A cidade perdeu, momentaneamente, ruas e calçadas, perdeu a rodoviária e o aeroporto, perdeu o Mercado Público, perdeu hospitais, bares, restaurantes, lojas, Museus, livrarias, Teatros e segue numa vida fantasma a partir do anoitecer. As pessoas estão exauridas física e mentalmente, traumatizadas com o evento e a sequência de chuvas intermitentes.


O Guaíba já baixou um pouco, aliviando muitos bairros como a Cidade Baixa e o Menino Deus, fortemente atingidos, onde agora barro e entulho, retirados das casas, se espalha pelas calçadas numa paisagem degradante. O fedor e o risco de infecções e doenças se prolifera em larga escala. Já há muitos casos de leptospirose com algumas mortes em consequência disso.  


Os desabrigados em centenas de abrigos, na capital e no interior do estado, seguem uma rotina monótona de sobrevivência tentando seguir a vida completamente desestruturada. A grande maioria não tem para onde voltar, pois a chuva destruiu as suas casas. Seguem em compasso de espera para saber como o Estado vai lidar com essa situação. Por quanto tempo permanecerão nos abrigos? Alguns deles tem prazo de validade mais restrita, afinal são escolas e ginásios, precisando retomar as suas funções originais.


Fala-se em cidades provisórias. Mas onde serão fundadas e de que forma serão construídas? Espera-se ansiosamente por duzentos e oito casas montáveis enviadas pela ONU para abrigar os atingidos. As paredes são feitas de espuma poliolefina, um material isolante rígido a prova de água e propriedades que protegem do sol e do calor. Pesam cento e quarente kilos e tem dezessete metros quadrados de área. Mais um alento para quem perdeu tudo.


O ano de 2024, que iniciou oficialmente em março e teve abril para deslanchar, subitamente foi interrompido em maio pelas enchentes que desabaram como um pesadelo sinistro e interminável. O nosso belo Centro Histórico, com vistas de Cartão Postal, segue inundado e sem prazo para voltar ao normal.

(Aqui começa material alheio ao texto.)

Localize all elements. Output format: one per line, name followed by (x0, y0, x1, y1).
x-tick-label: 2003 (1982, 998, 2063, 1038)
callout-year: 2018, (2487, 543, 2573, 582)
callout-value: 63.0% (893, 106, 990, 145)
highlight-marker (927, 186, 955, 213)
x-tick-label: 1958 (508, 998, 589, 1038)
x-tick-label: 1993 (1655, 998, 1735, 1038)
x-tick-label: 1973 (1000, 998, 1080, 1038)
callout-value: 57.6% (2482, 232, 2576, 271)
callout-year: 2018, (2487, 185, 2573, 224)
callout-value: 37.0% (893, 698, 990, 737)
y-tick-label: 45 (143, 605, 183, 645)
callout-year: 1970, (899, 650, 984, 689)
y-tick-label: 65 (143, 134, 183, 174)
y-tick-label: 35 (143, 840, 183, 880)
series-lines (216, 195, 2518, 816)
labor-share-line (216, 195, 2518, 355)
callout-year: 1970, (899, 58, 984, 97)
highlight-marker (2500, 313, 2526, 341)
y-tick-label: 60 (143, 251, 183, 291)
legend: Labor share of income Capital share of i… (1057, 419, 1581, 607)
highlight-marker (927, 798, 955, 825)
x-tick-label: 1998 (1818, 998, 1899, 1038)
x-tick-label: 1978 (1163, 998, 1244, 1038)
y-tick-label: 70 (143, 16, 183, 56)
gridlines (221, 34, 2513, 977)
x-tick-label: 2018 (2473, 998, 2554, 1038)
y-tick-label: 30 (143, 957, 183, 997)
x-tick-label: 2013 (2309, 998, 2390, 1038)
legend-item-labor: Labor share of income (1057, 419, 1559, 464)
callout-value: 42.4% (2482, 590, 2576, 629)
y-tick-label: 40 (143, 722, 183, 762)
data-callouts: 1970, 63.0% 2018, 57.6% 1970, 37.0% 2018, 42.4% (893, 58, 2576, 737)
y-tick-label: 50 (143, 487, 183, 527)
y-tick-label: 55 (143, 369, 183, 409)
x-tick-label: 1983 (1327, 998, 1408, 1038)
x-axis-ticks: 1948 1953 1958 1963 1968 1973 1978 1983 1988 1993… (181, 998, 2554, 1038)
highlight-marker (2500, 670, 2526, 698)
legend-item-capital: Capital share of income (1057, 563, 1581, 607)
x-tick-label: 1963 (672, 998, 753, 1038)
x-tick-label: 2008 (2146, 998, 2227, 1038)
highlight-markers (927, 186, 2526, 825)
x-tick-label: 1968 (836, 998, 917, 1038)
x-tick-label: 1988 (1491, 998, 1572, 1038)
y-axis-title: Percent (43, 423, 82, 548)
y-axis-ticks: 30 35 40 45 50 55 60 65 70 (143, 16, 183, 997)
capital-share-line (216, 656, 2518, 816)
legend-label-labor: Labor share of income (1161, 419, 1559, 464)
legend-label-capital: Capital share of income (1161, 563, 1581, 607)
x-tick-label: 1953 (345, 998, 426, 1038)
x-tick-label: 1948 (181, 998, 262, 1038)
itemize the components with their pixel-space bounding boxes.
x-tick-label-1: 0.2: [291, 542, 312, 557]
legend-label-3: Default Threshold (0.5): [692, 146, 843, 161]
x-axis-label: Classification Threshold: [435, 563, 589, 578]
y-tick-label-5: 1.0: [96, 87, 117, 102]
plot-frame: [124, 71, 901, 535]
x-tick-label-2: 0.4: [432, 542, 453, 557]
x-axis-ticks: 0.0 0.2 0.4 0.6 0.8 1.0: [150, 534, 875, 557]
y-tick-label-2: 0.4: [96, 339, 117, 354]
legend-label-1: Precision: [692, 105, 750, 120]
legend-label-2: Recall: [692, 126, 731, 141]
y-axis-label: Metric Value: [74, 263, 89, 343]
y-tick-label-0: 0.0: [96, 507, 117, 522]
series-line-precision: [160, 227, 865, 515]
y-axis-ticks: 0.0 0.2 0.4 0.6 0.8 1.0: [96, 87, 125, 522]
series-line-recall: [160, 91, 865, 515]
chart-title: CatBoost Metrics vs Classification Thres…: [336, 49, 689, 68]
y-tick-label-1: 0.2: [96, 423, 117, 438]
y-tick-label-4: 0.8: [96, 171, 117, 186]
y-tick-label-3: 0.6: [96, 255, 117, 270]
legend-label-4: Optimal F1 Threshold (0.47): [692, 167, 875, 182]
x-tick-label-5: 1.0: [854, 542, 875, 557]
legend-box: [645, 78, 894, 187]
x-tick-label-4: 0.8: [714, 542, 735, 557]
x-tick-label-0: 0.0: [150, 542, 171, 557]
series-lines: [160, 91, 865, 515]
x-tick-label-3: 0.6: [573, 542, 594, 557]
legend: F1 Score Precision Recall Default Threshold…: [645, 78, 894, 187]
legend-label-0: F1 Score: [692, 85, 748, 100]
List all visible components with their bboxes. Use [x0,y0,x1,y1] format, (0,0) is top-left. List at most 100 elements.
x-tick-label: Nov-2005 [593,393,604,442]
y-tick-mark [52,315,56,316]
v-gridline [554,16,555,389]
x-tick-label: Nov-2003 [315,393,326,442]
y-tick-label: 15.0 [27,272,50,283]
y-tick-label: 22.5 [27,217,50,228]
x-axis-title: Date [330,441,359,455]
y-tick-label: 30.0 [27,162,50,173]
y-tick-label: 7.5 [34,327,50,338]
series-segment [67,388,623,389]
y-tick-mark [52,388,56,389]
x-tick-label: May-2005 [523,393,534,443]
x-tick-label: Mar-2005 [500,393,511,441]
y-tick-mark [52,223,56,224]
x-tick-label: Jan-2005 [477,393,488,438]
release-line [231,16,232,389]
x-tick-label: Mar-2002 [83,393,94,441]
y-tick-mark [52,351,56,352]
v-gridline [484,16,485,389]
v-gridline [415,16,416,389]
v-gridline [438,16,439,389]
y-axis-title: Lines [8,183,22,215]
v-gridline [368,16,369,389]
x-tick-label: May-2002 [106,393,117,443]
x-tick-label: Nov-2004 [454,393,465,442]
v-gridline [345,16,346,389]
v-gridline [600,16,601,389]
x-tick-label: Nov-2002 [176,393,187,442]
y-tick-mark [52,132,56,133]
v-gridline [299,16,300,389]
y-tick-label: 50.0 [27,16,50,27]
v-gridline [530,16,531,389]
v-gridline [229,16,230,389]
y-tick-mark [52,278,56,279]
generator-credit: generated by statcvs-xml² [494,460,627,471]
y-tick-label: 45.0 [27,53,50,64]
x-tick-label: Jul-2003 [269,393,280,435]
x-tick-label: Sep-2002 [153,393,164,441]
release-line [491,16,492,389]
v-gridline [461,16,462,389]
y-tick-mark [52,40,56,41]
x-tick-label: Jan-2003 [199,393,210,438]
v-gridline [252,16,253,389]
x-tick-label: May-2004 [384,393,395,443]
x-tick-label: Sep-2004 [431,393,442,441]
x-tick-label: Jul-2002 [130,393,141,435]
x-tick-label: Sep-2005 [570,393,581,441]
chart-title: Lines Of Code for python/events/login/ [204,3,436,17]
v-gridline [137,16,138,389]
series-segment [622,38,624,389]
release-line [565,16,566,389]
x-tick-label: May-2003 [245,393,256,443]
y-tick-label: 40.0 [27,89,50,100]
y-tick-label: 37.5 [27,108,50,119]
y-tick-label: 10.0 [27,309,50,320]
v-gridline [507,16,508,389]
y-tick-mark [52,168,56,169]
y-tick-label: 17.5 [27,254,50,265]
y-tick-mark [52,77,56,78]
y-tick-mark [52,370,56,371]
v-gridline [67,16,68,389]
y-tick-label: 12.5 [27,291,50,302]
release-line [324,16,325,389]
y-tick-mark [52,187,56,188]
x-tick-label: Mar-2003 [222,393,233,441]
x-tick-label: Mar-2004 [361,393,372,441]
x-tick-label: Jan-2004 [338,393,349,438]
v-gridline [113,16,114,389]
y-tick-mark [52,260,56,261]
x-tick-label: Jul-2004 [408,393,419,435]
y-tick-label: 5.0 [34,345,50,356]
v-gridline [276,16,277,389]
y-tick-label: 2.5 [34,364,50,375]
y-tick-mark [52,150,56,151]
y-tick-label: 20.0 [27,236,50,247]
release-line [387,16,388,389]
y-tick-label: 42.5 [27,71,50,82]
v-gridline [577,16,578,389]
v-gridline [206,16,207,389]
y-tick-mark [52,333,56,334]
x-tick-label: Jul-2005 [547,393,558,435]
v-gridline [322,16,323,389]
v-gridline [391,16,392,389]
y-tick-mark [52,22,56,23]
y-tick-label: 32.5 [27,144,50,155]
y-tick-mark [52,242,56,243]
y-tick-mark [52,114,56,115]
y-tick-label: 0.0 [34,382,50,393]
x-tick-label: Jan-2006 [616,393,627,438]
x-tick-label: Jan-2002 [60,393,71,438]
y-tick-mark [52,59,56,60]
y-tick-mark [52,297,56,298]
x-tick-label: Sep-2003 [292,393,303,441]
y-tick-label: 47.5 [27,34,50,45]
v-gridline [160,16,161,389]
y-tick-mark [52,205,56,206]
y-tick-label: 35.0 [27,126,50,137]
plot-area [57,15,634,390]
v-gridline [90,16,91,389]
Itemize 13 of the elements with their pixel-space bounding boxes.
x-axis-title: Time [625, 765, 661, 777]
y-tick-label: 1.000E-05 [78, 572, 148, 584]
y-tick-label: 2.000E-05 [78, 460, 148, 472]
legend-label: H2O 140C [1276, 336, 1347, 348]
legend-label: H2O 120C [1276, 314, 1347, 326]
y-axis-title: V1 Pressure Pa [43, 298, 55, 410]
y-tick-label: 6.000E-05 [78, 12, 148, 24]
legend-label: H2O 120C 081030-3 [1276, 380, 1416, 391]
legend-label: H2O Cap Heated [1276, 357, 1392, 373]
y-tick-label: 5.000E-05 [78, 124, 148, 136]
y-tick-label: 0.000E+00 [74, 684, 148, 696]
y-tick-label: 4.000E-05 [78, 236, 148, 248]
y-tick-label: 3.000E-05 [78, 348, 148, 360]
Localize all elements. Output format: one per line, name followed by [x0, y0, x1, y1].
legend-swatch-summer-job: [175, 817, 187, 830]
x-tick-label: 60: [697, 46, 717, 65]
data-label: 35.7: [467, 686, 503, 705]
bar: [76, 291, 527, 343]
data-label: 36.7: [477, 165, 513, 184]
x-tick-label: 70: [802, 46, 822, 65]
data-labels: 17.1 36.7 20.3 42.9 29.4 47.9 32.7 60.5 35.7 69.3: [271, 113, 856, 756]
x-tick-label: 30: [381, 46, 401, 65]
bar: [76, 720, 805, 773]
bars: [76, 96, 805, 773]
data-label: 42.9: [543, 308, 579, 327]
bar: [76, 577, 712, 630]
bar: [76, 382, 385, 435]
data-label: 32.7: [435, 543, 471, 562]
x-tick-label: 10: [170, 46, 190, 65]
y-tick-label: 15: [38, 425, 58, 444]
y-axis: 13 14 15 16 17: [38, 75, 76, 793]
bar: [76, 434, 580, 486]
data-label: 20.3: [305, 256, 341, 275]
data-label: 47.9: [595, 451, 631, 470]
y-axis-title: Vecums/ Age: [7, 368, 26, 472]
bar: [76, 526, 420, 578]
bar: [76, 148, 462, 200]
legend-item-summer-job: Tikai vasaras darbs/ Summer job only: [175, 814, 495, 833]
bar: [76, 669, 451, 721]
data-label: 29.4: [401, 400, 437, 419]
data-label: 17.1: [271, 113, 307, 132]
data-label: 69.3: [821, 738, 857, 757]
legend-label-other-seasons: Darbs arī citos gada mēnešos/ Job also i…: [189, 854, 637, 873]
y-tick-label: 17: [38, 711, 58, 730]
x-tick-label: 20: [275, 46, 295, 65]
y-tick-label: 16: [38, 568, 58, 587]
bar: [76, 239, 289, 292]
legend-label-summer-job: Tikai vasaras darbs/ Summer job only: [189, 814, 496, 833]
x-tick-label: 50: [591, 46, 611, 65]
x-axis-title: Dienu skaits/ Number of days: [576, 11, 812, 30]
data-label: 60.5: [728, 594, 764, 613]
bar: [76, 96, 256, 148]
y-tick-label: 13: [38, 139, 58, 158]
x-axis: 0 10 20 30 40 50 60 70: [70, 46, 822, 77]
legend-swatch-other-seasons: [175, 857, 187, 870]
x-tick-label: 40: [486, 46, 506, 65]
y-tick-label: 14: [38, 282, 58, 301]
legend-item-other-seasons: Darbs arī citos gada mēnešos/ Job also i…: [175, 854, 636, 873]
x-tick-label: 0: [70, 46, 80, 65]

Situação angustiante para centenas de moradores sem água e luz que tentam voltar ao novo normal.


Milhares de crianças e adolescentes sem aulas porque suas escolas foram destruídas e outros porque o tempo chuvoso, ventoso e perigoso prejudica o retorno usual. Também seguem em compasso de espera pelas escolas provisórias, a exemplo dos hospitais de campanha.


Seguimos numa espécie de castigo coletivo a espera de recursos básicos e essenciais para seguirmos vivendo com um mínimo de dignidade. Sabe-se lá quando a vida, de fato, voltará ao calendário em suspenção. Rezo para que medidas efetivas de recuperação das cidades, estradas e equipamentos se realizem o mais breve possível diminuindo a dor da espera. Até lá, é preciso manter firmeza de espírito e consciência de grupo. Como a bela imagem da Figueira, tão comum no nosso estado, que a gente, como ela, resista ao tempo.